Why would healthy volunteers put themselves through possible side effects of fever, nausea, headaches, rheumatism, lethargy or worse? David said: "It's simple: the money."

Trials pay each healthy volunteer about $2,000 for transport and time away from work. Even those who are rejecte are paid at least $50 to undergo a basic medical check-up.

David said the unscrupulous may say at the end of the check-up that they cannot commit to the timeframe, when the real reason is that the trial overlaps with one that they are already on.

Recalling the drug trial from which he withdrew prematurely, he said it was because he was sick from side effects.
He did not know then his withdrawal would get him barred.

His memory is hazy about what the drug was meant for, but he said: "I felt a gripping pain in my chest and my body
was like lead. I could hardly lift an arm and was so drowsy that I slept all day," he said.

After the two-night hospital stay, he was discharged but was required to return exactly 12 hours later for a blood test.

Laid up in bed at home for the next two weeks, he missed the appointment. He showed up at the hospital when he felt better, and was paid $600 for the part of the trial he underwent.

Two months later, ready for another trial, he found that he had been blackballed. Today, he puts more energy into planning events and spinning music tracks at nightclubs.

She did it to save her life

BACK in 2004, Madam Nora Smah Md Eunos was diagnosed with Stage 4 colorectal cancer which had spread to her liver.

The then 39-year-old mother of three, an administrative officer with SIA Engineering, was staring death in the face
when she underwent an operation to remove her colon.

Her doctors at the National Cancer Centre could do nothing about the tumour in her liver until she had first healed
from that operation.

Then along came cetuximab, a newly developed drug to be taken alongside chemotherapy, which was being put through a trial here to ascertain its effectiveness among Asians. She was among the 1,217 cancer patients from three hospitals invited to take part in it.

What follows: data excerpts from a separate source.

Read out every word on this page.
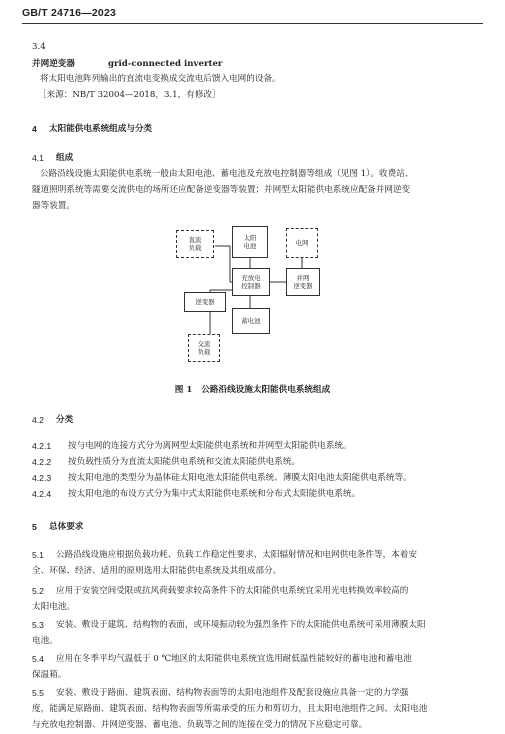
GB/T 24716—2023
3.4
并网逆变器	grid-connected inverter
将太阳电池阵列输出的直流电变换成交流电后馈入电网的设备。
［来源：NB/T 32004—2018，3.1，有修改］
4 太阳能供电系统组成与分类
4.1 组成
公路沿线设施太阳能供电系统一般由太阳电池、蓄电池及充放电控制器等组成（见图 1）。收费站、
隧道照明系统等需要交流供电的场所还应配备逆变器等装置；并网型太阳能供电系统应配备并网逆变
器等装置。
直流
负载
太阳
电池	电网
充放电
控制器
并网
逆变器
逆变器
蓄电池
交流
负载
图 1   公路沿线设施太阳能供电系统组成
4.2 分类
4.2.1 按与电网的连接方式分为离网型太阳能供电系统和并网型太阳能供电系统。
4.2.2 按负载性质分为直流太阳能供电系统和交流太阳能供电系统。
4.2.3 按太阳电池的类型分为晶体硅太阳电池太阳能供电系统、薄膜太阳电池太阳能供电系统等。
4.2.4 按太阳电池的布设方式分为集中式太阳能供电系统和分布式太阳能供电系统。
5 总体要求
5.1 公路沿线设施应根据负载功耗、负载工作稳定性要求、太阳辐射情况和电网供电条件等，本着安
全、环保、经济、适用的原则选用太阳能供电系统及其组成部分。
5.2 应用于安装空间受限或抗风荷载要求较高条件下的太阳能供电系统宜采用光电转换效率较高的
太阳电池。
5.3 安装、敷设于建筑、结构物的表面，或环境振动较为强烈条件下的太阳能供电系统可采用薄膜太阳
电池。
5.4 应用在冬季平均气温低于 0 ℃地区的太阳能供电系统宜选用耐低温性能较好的蓄电池和蓄电池
保温箱。
5.5 安装、敷设于路面、建筑表面、结构物表面等的太阳电池组件及配套设施应具备一定的力学强
度，能满足原路面、建筑表面、结构物表面等所需承受的压力和剪切力，且太阳电池组件之间、太阳电池
与充放电控制器、并网逆变器、蓄电池、负载等之间的连接在受力的情况下应稳定可靠。
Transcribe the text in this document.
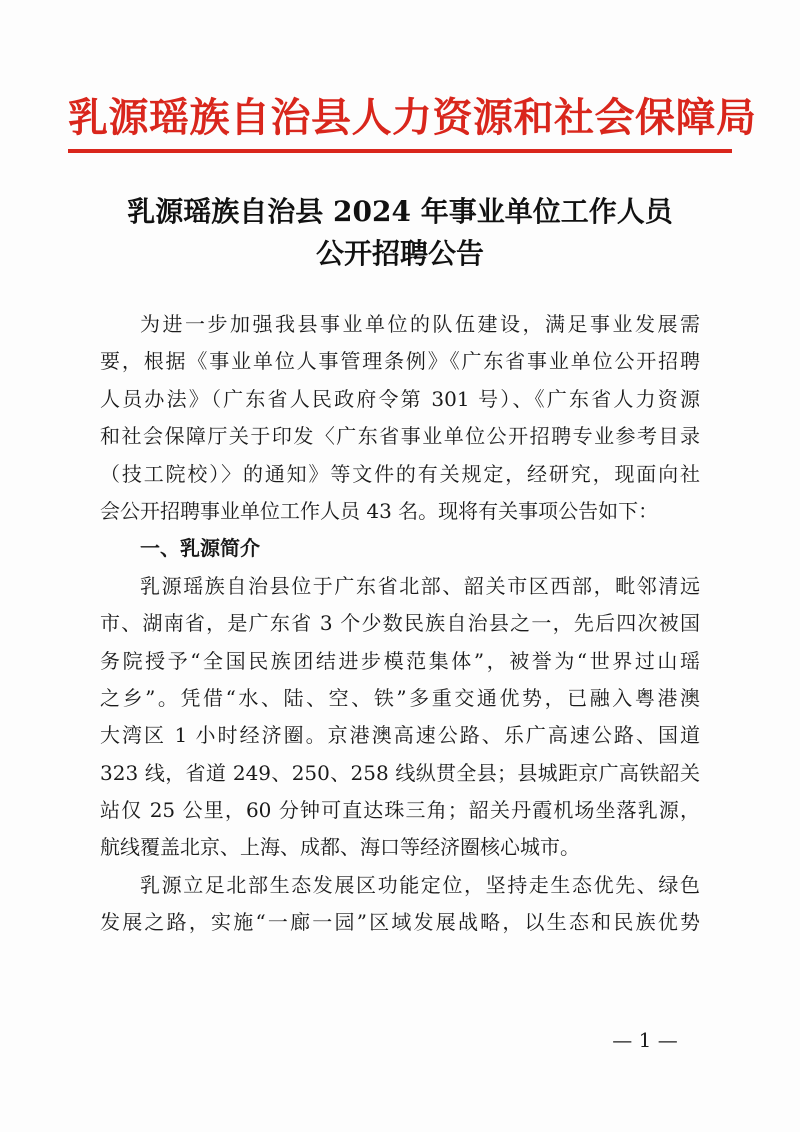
乳源瑶族自治县人力资源和社会保障局
乳源瑶族自治县 2024 年事业单位工作人员
公开招聘公告
为进一步加强我县事业单位的队伍建设，满足事业发展需
要，根据《事业单位人事管理条例》《广东省事业单位公开招聘
人员办法》（广东省人民政府令第 301 号）、《广东省人力资源
和社会保障厅关于印发〈广东省事业单位公开招聘专业参考目录
（技工院校）〉的通知》等文件的有关规定，经研究，现面向社
会公开招聘事业单位工作人员 43 名。现将有关事项公告如下：
一、乳源简介
乳源瑶族自治县位于广东省北部、韶关市区西部，毗邻清远
市、湖南省，是广东省 3 个少数民族自治县之一，先后四次被国
务院授予“全国民族团结进步模范集体”，被誉为“世界过山瑶
之乡”。凭借“水、陆、空、铁”多重交通优势，已融入粤港澳
大湾区 1 小时经济圈。京港澳高速公路、乐广高速公路、国道
323 线，省道 249、250、258 线纵贯全县；县城距京广高铁韶关
站仅 25 公里，60 分钟可直达珠三角；韶关丹霞机场坐落乳源，
航线覆盖北京、上海、成都、海口等经济圈核心城市。
乳源立足北部生态发展区功能定位，坚持走生态优先、绿色
发展之路，实施“一廊一园”区域发展战略，以生态和民族优势
— 1 —
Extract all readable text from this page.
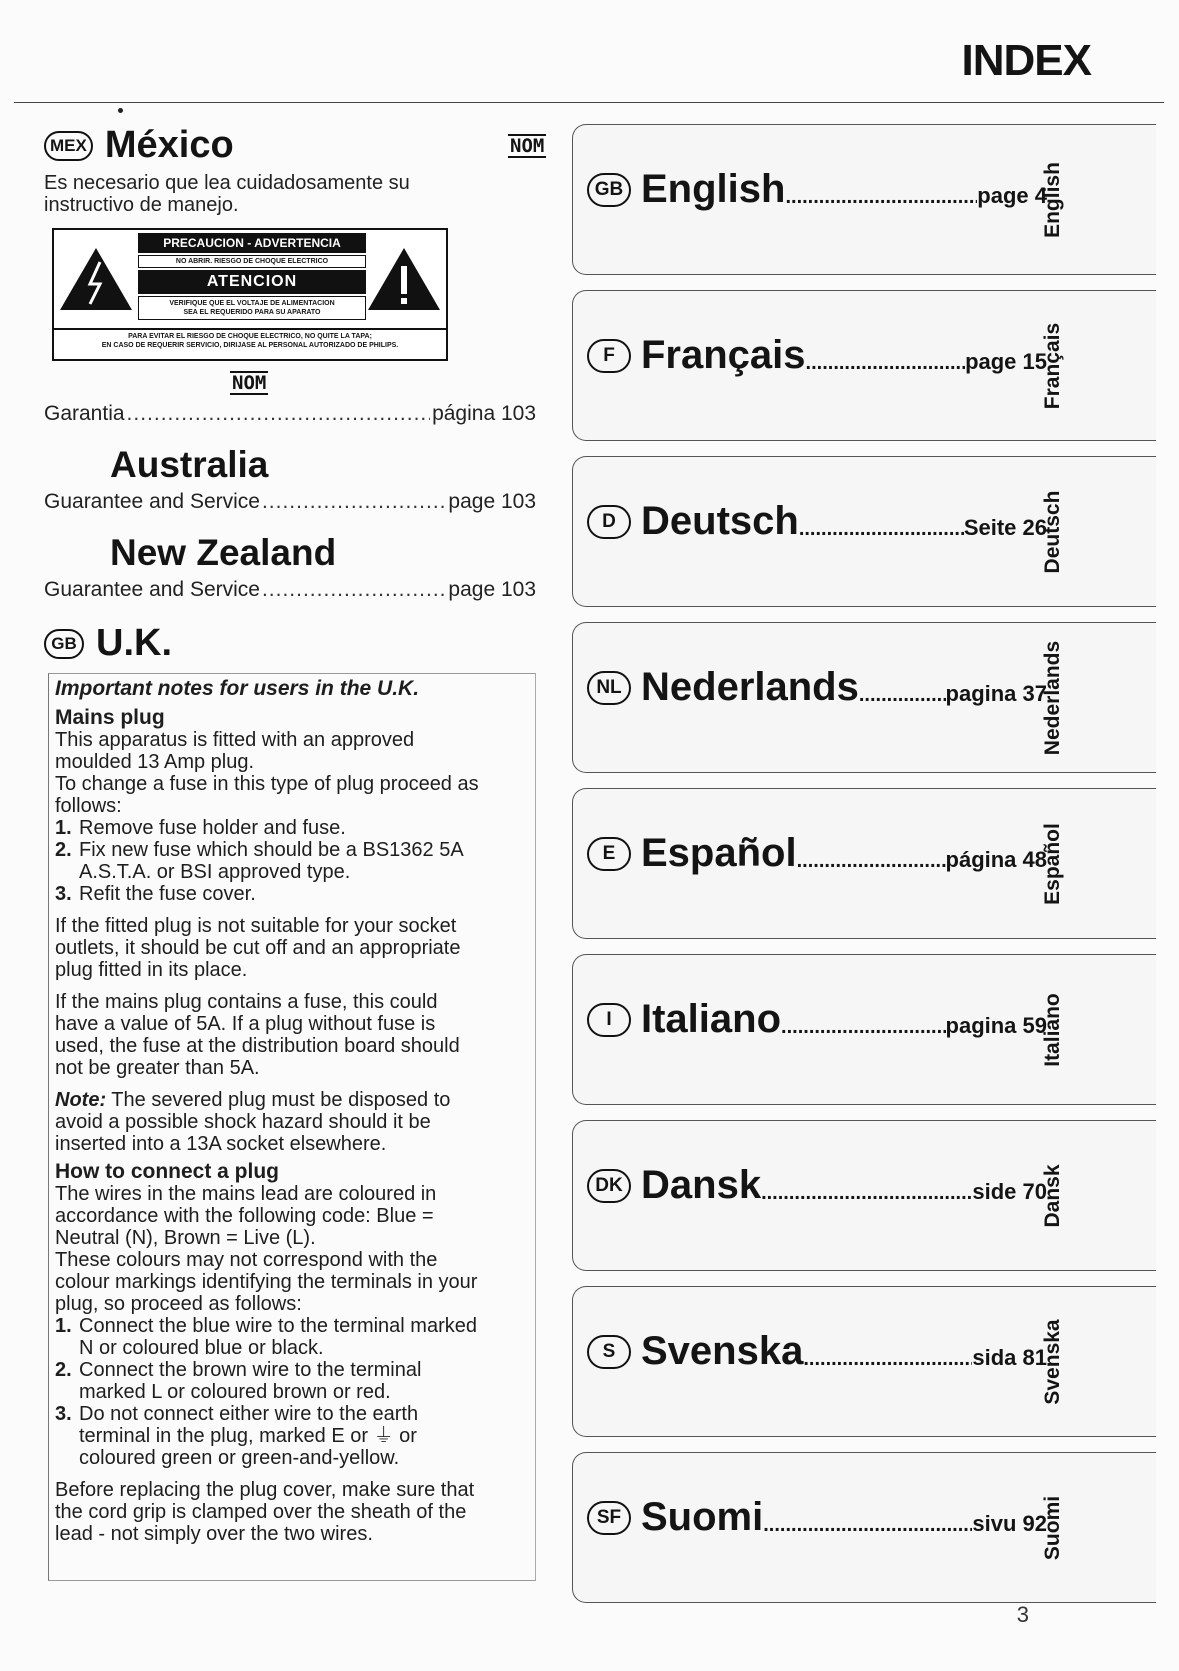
INDEX
MEX México	NOM
Es necesario que lea cuidadosamente su
instructivo de manejo.
PRECAUCION - ADVERTENCIA
NO ABRIR. RIESGO DE CHOQUE ELECTRICO
ATENCION
VERIFIQUE QUE EL VOLTAJE DE ALIMENTACION
SEA EL REQUERIDO PARA SU APARATO
PARA EVITAR EL RIESGO DE CHOQUE ELECTRICO, NO QUITE LA TAPA;
EN CASO DE REQUERIR SERVICIO, DIRIJASE AL PERSONAL AUTORIZADO DE PHILIPS.
NOM
Garantia .....	página 103
Australia
Guarantee and Service .....	page 103
New Zealand
Guarantee and Service .....	page 103
GB U.K.
Important notes for users in the U.K.
Mains plug
This apparatus is fitted with an approved
moulded 13 Amp plug.
To change a fuse in this type of plug proceed as
follows:
1. Remove fuse holder and fuse.
2. Fix new fuse which should be a BS1362 5A
A.S.T.A. or BSI approved type.
3. Refit the fuse cover.
If the fitted plug is not suitable for your socket
outlets, it should be cut off and an appropriate
plug fitted in its place.
If the mains plug contains a fuse, this could
have a value of 5A. If a plug without fuse is
used, the fuse at the distribution board should
not be greater than 5A.
Note: The severed plug must be disposed to
avoid a possible shock hazard should it be
inserted into a 13A socket elsewhere.
How to connect a plug
The wires in the mains lead are coloured in
accordance with the following code: Blue =
Neutral (N), Brown = Live (L).
These colours may not correspond with the
colour markings identifying the terminals in your
plug, so proceed as follows:
1. Connect the blue wire to the terminal marked
N or coloured blue or black.
2. Connect the brown wire to the terminal
marked L or coloured brown or red.
3. Do not connect either wire to the earth
terminal in the plug, marked E or ⏚ or
coloured green or green-and-yellow.
Before replacing the plug cover, make sure that
the cord grip is clamped over the sheath of the
lead - not simply over the two wires.
GB English .....	page 4
English
F Français .....	page 15
Français
D Deutsch .....	Seite 26
Deutsch
NL Nederlands .....	pagina 37
Nederlands
E Español .....	página 48
Español
I Italiano .....	pagina 59
Italiano
DK Dansk .....	side 70
Dansk
S Svenska .....	sida 81
Svenska
SF Suomi .....	sivu 92
Suomi
3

Aside from the possibility that the drug could shrink her cancer cells, she stood to save money. This drug, then not
available yet here, would have cost her at least $66,000 for nine months and she was to get it free. The scans and blood tests she would need as part of the trial were also free. On top of this, she was put under the care of the most senior doctors and was reimbursed for transport as well.

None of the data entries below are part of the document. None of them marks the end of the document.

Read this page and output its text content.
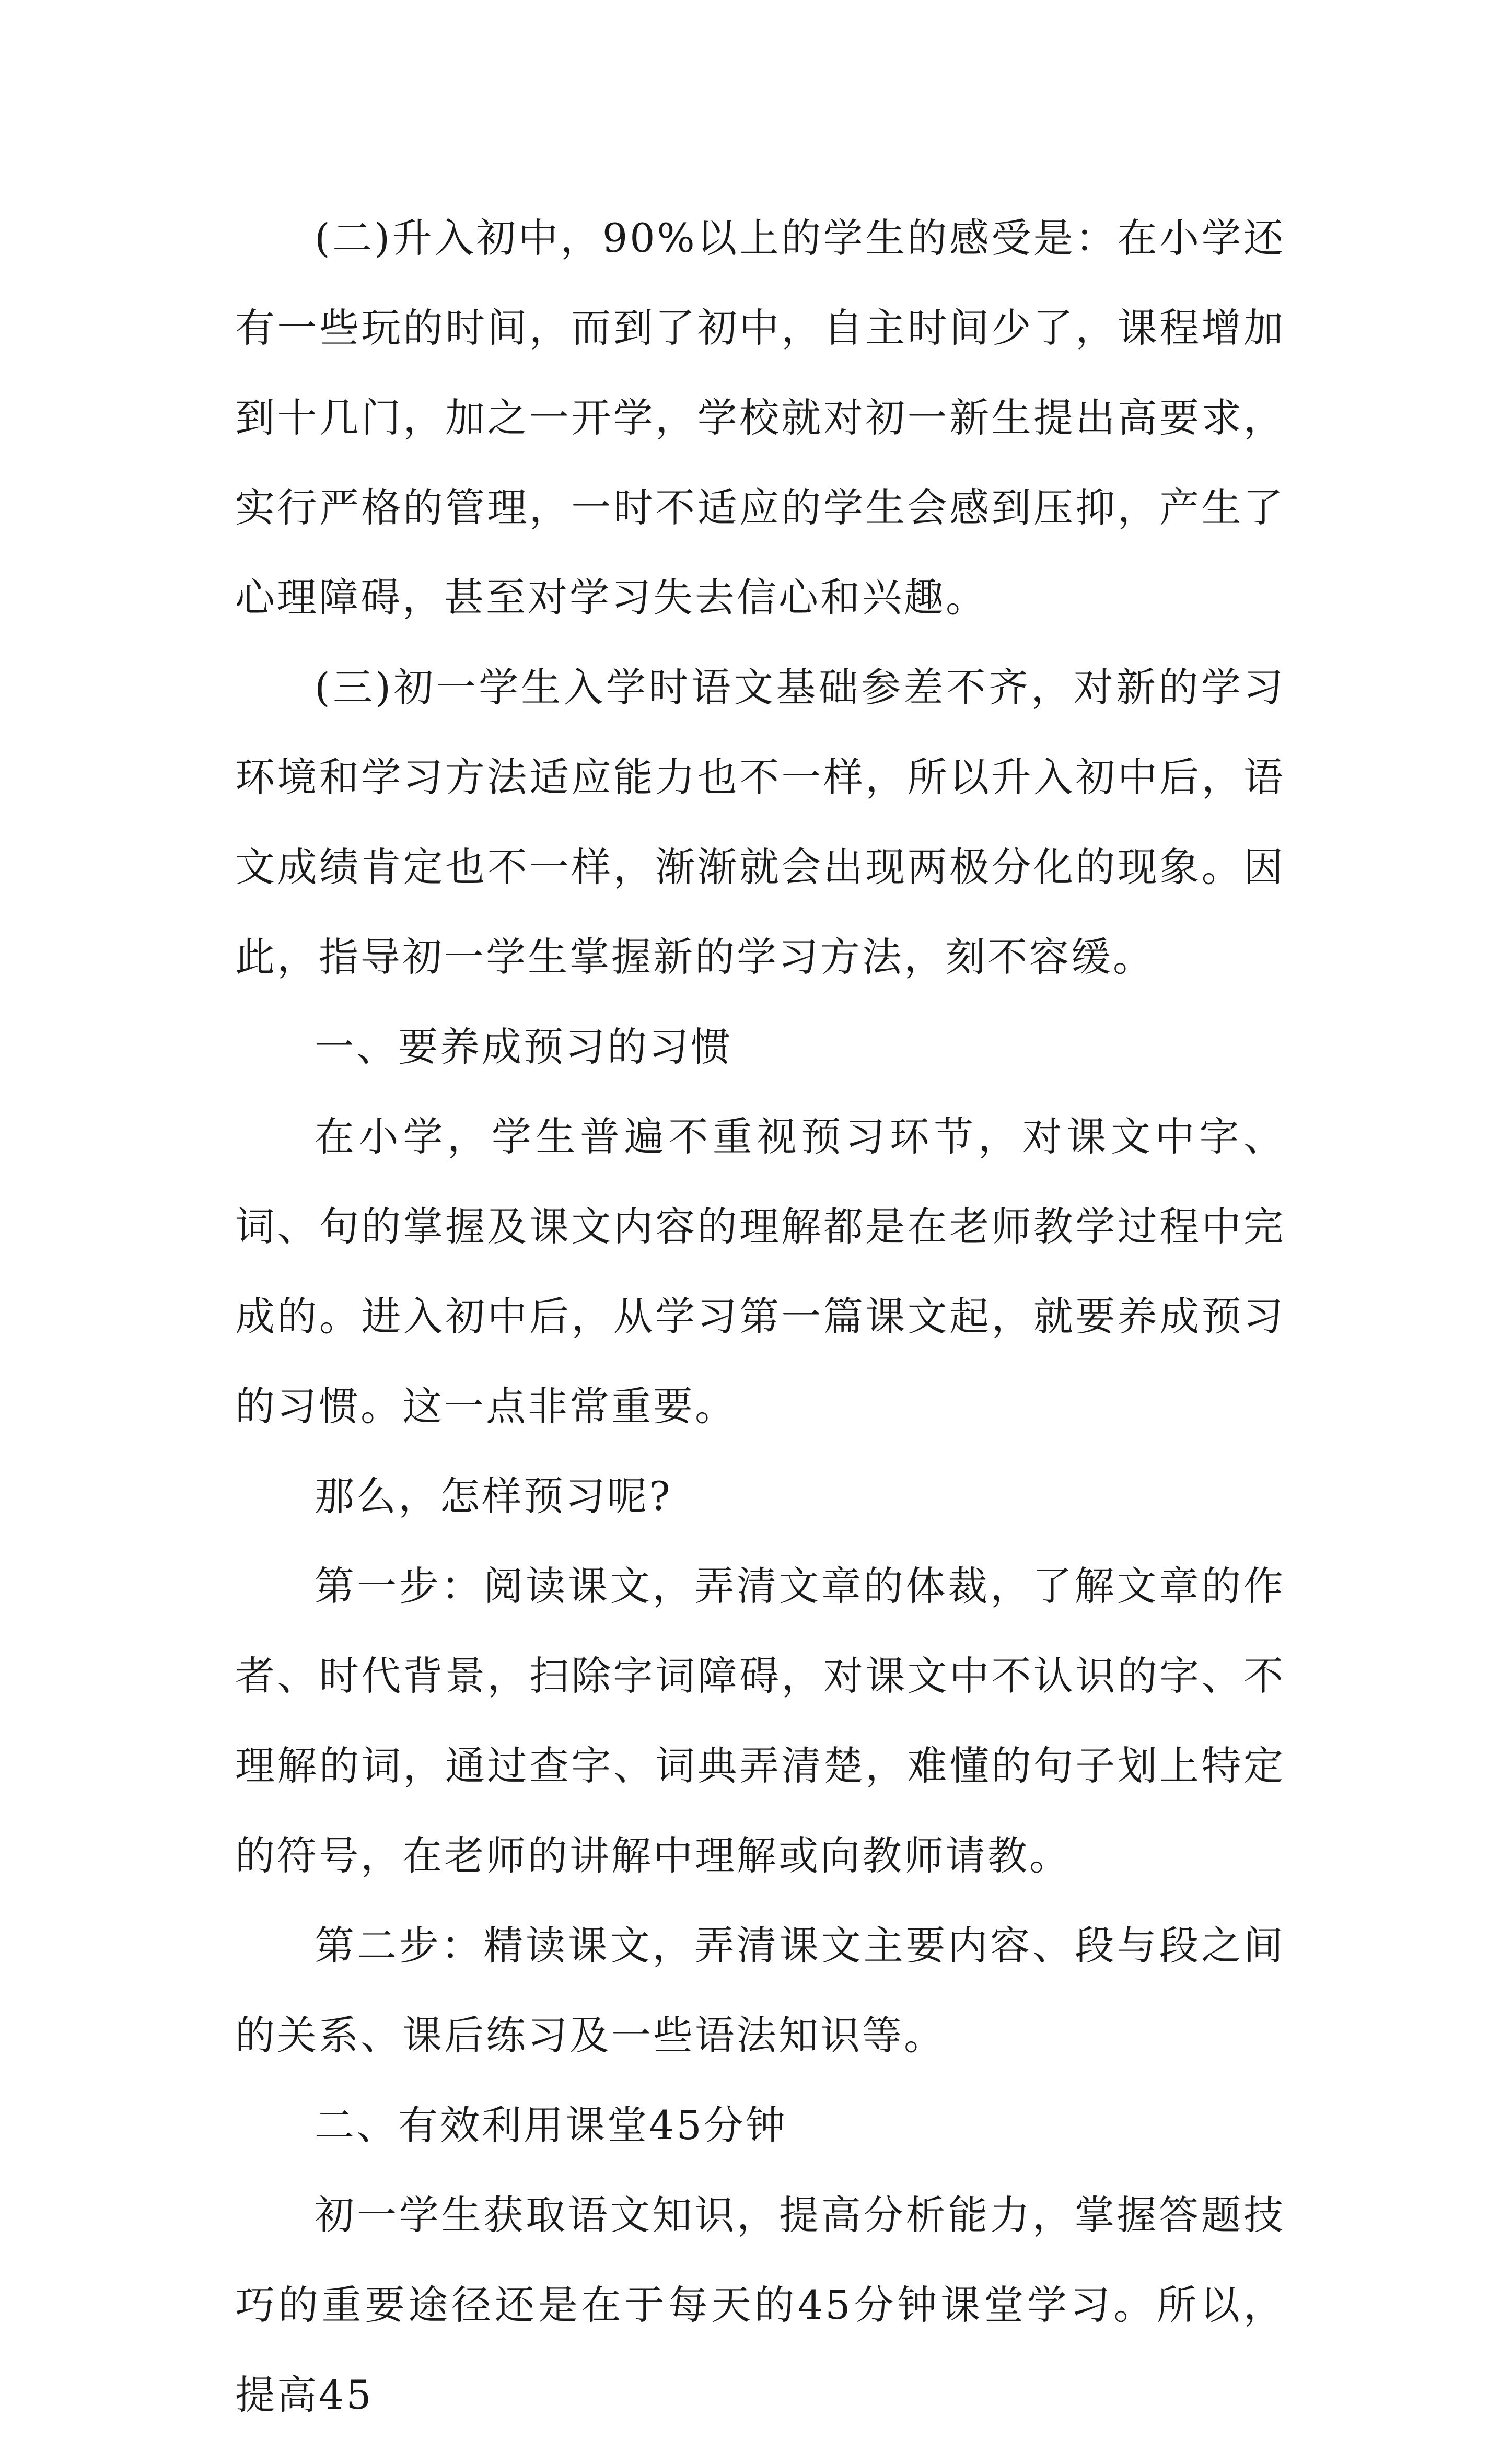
(二)升入初中，90%以上的学生的感受是：在小学还有一些玩的时间，而到了初中，自主时间少了，课程增加到十几门，加之一开学，学校就对初一新生提出高要求，实行严格的管理，一时不适应的学生会感到压抑，产生了心理障碍，甚至对学习失去信心和兴趣。

(三)初一学生入学时语文基础参差不齐，对新的学习环境和学习方法适应能力也不一样，所以升入初中后，语文成绩肯定也不一样，渐渐就会出现两极分化的现象。因此，指导初一学生掌握新的学习方法，刻不容缓。

一、要养成预习的习惯

在小学，学生普遍不重视预习环节，对课文中字、词、句的掌握及课文内容的理解都是在老师教学过程中完成的。进入初中后，从学习第一篇课文起，就要养成预习的习惯。这一点非常重要。

那么，怎样预习呢?

第一步：阅读课文，弄清文章的体裁，了解文章的作者、时代背景，扫除字词障碍，对课文中不认识的字、不理解的词，通过查字、词典弄清楚，难懂的句子划上特定的符号，在老师的讲解中理解或向教师请教。

第二步：精读课文，弄清课文主要内容、段与段之间的关系、课后练习及一些语法知识等。

二、有效利用课堂45分钟

初一学生获取语文知识，提高分析能力，掌握答题技巧的重要途径还是在于每天的45分钟课堂学习。所以，提高45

She felt she had little to lose by getting on the Crystal trial, as it came to be called. All she needed to do was pay $24 a week for an anti-vomiting drug.

It was no walk in the park, however. While other patients not on the trial could choose to have their chemotherapy
sessions once a fortnight, Madam Nora had to go through it every week, as required by the trial, with each session running into six hours at the hospital.

Aside from nausea, which the anti-vomiting pills took care of, and hair loss from the chemotherapy, her upper body, fingers and toes broke out in itchy blisters.

But she stuck it out. She had known what she was in for, from the research she did online about the drug and what her doctor warned her about. "It was really tough. I know of other patients who couldn't take it and quit half way, but I kept telling myself to think positive," she said.

The drug worked, and she was able to have her liver operation after nine months. She was cancer-free the followin year, but suffered a relapse in May last year, when two tumours measuring 7cm across were found in her liver.

"Of course I wanted the drug again. It saved me before, but now it's on the market, I can't afford it," she said of the drug, which costs $6,000 a month. Her employer is subsidising the cost of a less expensive drug, Avastin.

The tumours have since shrunk to 4.5cm each, and she is hopeful. She is nevertheless convinced about the usefulness of drug trials, and advises patients to "make the most of it and think positive" if they are given a place in one.

Dr Robert Lim, an oncologist who headed one of the Crystal trials here, said that, besides helping herself, Madam Nora and other trial participants also helped doctors understand when and for whom cetuximab might be effective.